In Vitro and In Vivo Evaluation of Melanin-Binding Decapeptide 4B4 Radiolabeled with 177Lu, 166Ho, and 153Sm Radiolanthanides for the Purpose of Targeted Radionuclide Therapy of Melanoma

Melanoma is a malignancy with increasing incidence. Although primary tumors that are localized to the skin can be successfully treated by surgical removal, there is no satisfactory treatment for metastatic melanoma, a condition that has currently an estimated 5-year survival of just 6%. During the last decade, beta- or alpha-emitter-radiolabeled peptides that bind to different receptors on a variety of tumors have been investigated as potential therapeutic agents in both the preclinical and clinical settings with encouraging results.
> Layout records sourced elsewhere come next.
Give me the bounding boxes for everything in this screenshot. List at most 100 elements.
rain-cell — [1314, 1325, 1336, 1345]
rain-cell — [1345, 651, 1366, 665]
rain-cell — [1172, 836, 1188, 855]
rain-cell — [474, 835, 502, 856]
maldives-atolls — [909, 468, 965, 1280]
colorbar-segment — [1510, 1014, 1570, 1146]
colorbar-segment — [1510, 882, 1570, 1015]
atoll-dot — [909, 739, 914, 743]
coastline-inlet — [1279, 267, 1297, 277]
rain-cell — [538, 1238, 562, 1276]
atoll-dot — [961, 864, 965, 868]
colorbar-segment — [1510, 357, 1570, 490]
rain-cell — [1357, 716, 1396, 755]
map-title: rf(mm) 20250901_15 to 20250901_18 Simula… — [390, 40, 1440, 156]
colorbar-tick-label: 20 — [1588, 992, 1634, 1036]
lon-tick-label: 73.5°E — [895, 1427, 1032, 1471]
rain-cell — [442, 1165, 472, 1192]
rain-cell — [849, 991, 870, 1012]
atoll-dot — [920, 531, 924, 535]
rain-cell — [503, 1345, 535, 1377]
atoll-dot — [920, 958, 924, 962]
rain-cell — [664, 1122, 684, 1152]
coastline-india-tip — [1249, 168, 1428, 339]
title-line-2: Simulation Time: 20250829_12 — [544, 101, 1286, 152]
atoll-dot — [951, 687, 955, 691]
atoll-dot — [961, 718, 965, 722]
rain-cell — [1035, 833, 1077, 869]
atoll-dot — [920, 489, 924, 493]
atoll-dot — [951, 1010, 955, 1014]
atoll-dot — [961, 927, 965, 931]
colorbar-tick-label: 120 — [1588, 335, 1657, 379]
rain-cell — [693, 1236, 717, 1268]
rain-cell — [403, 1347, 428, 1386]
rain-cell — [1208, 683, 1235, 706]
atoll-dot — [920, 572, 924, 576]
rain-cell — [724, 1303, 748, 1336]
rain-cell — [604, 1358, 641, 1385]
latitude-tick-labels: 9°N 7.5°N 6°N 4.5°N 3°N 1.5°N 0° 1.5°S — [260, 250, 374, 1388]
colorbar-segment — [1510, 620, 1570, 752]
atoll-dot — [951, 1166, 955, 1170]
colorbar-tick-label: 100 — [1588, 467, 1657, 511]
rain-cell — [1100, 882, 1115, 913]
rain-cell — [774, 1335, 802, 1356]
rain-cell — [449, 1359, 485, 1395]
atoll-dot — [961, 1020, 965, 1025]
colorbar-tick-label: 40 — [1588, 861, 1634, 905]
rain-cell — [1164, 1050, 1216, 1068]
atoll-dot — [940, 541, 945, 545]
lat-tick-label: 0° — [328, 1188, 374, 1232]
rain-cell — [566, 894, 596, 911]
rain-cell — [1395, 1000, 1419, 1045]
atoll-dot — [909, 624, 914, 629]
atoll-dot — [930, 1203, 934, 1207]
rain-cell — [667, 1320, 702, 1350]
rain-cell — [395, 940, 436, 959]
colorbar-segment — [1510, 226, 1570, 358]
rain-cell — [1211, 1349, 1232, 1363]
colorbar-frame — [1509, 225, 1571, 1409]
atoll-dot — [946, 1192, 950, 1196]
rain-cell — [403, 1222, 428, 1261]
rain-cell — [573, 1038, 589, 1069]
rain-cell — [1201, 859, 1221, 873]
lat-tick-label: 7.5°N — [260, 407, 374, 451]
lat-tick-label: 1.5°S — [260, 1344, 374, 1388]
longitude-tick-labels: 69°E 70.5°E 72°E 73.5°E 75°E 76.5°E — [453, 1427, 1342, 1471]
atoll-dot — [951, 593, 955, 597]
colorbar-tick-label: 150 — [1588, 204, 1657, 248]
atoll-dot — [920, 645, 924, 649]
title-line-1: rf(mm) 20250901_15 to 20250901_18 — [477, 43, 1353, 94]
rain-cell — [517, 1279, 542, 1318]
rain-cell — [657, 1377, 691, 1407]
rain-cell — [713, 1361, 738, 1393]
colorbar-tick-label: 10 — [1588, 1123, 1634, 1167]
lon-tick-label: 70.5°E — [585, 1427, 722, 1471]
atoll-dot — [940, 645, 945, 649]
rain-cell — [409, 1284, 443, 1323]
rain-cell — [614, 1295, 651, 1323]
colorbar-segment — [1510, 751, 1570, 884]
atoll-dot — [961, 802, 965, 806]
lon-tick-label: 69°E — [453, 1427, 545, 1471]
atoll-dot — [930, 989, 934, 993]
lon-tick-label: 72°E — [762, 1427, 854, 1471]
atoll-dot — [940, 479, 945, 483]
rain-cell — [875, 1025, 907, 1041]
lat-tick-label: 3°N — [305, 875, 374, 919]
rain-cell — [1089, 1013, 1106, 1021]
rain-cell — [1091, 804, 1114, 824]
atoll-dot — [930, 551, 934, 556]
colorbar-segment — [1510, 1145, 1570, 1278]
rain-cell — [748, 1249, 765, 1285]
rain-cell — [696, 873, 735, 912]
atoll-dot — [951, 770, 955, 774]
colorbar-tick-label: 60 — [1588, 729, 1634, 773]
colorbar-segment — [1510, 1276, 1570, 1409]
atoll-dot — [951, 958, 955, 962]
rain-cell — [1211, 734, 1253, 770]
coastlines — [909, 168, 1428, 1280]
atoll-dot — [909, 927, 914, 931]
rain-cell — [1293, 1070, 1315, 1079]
A recent study demonstrated that 188-Rhenium (Re-188)-labeled, via HYNIC ligand, fungal melanin-binding decapeptide 4B4 was effective against experimental MNT1 human melanoma and was safe to normal melanized tissues. The availability of radiolanthanides with diverse nuclear emission schemes and half-lives provides an opportunity to expand the repertoire of peptides for radionuclide therapy of melanoma. The melanin-binding decapeptide 4B4 was radiolabeled with Lu-177, Ho-166, and Sm-153 via a DO3A chelate. The stability studies of Ln*-DO3A-4B4 in phosphate-buffered saline, serum, and a hydroxyapatite assay demonstrated that Lu-177-labeled peptide was more stable than Ho-166- and Sm-153-labeled peptides, most likely because of the smallest ionic radius of the former allowing for better complexation with DO3A. Binding of Ln*-DO3A-4B4 to the lysed highly melanized MNT1 melanoma cells demonstrated the specificity of peptides binding to melanin. In vivo biodistribution data for Lu-177-DO3A-4B4 given by intraperitoneal administration to lightly pigmented human metastatic A2058 melanoma-bearing mice demonstrated very high uptake in the kidneys and low tumor uptake. Intravenous administration did not improve the tumor uptake. The plausible explanation of low tumor uptake of Lu-177-DO3A- 4B4 could be its decreased ability to bind to melanin during in vitro binding studies in comparison with Re-188-HYNIC-4B4, exacerbated by the very fast clearance from the blood and the kidneys sink effect.